BIZARRE BEHAVIOR OF THE VIVADO SIMULATOR REQUIRED EXPERIMENTATION

In Verilog, you specify delays between signal changes using #nnnnn to specify how many units of time 'n' to delay before taking the next action. The sector pulses occur 5 milliseconds apart and last for 165 microseconds duration as an inverted logic signal. The repeating process in the testbench to generate this was written as:

 forever begin
       BUS_SECTOR_DRIVE_L <= 1'b0;
       #165000000
       BUS_SECTOR_DRIVE_L <= 1'b1;
       #4835000000
       BUS_SECTOR_DRIVE_L <= 1'b0;
 end

What I was finding was 165 us for the 0 portion but only about 500 us for the 1 portion, far from what I intended. It acted as if it simply lopped off the 483 from the beginning of the delay value. 
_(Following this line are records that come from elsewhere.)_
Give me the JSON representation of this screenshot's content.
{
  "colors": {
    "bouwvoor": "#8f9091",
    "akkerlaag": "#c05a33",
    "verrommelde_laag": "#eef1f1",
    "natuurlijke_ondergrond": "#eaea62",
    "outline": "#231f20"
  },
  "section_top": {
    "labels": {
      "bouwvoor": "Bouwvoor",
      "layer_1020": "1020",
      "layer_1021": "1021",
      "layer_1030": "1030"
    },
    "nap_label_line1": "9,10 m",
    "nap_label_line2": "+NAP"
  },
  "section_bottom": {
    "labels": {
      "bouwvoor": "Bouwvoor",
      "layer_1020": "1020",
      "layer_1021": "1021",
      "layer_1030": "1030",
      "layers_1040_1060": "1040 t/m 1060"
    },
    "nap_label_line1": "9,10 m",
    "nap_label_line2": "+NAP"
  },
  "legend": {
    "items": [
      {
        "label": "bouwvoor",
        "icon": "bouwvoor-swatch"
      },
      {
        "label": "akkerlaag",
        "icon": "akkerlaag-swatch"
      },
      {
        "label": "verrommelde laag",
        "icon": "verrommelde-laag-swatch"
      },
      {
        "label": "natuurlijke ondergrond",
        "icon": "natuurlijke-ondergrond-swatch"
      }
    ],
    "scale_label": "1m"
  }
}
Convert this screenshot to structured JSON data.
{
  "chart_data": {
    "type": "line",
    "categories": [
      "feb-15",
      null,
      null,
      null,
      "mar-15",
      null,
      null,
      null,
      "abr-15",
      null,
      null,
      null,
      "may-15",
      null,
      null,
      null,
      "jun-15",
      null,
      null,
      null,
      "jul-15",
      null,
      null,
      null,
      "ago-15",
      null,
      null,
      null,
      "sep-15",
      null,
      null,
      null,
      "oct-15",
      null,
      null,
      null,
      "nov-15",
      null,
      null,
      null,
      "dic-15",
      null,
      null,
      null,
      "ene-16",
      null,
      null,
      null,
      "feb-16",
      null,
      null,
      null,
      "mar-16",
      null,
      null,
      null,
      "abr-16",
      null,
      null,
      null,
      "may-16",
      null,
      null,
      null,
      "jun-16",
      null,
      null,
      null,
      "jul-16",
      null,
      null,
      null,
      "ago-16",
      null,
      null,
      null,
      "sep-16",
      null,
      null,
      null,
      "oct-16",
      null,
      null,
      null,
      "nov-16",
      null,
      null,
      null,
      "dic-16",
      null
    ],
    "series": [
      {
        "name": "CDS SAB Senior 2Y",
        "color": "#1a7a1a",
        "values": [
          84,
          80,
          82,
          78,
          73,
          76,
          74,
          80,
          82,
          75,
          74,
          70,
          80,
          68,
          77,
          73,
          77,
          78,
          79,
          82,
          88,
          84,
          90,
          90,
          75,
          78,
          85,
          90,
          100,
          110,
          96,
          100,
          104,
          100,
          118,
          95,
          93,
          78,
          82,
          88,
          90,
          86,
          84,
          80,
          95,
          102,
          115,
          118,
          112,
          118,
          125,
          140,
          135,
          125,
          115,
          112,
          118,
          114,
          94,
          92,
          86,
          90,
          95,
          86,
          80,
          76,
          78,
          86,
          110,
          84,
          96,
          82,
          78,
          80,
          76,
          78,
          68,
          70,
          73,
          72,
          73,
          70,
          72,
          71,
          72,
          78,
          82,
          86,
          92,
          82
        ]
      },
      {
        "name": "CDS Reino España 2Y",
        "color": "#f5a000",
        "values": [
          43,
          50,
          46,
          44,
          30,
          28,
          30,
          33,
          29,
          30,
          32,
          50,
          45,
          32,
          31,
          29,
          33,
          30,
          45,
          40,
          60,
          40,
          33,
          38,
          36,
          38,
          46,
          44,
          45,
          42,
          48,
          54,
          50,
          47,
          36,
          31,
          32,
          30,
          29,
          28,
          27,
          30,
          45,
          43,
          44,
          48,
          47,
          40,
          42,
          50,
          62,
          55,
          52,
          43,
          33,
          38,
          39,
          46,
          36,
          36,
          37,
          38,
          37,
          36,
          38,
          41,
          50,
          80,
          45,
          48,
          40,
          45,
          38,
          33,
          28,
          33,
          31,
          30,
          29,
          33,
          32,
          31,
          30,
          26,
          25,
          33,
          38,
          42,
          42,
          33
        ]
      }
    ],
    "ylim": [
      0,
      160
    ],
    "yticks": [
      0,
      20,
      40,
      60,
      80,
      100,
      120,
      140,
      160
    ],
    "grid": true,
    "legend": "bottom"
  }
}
I resolved this by repeating a smaller delay value and the same signal value to add up to the desired total delay:

    forever begin
       BUS_SECTOR_DRIVE_L <= 1'b0;
       #165000000
       BUS_SECTOR_DRIVE_L <= 1'b1;
       #500000000
       BUS_SECTOR_DRIVE_L <= 1'b1;
       #500000000
       BUS_SECTOR_DRIVE_L <= 1'b1;
       #500000000
         . . .

 This worked properly. I would expect that if a value is too large for the simulator to handle, it would issue some kind of error message to warn me, rather than silently failing and doing so in a way that appears to be a random value. 

EXTENSIVE WAIT TIMES FOR SIMULATION TO MODEL ONE ROTATION OF THE DISK

The drive spins at 1500 RPM, taking 40 milliseconds to turn once. With the 500,000 to 1 time simulating each picosecond, this would chew away on my laptop for five and a half hours. Just a single sector, the minimum to watch the logic archive content to RAM, will require one hour and almost forty minutes. 

See one mistake or make one refinement, the cycle time is about two hours. Very tedious.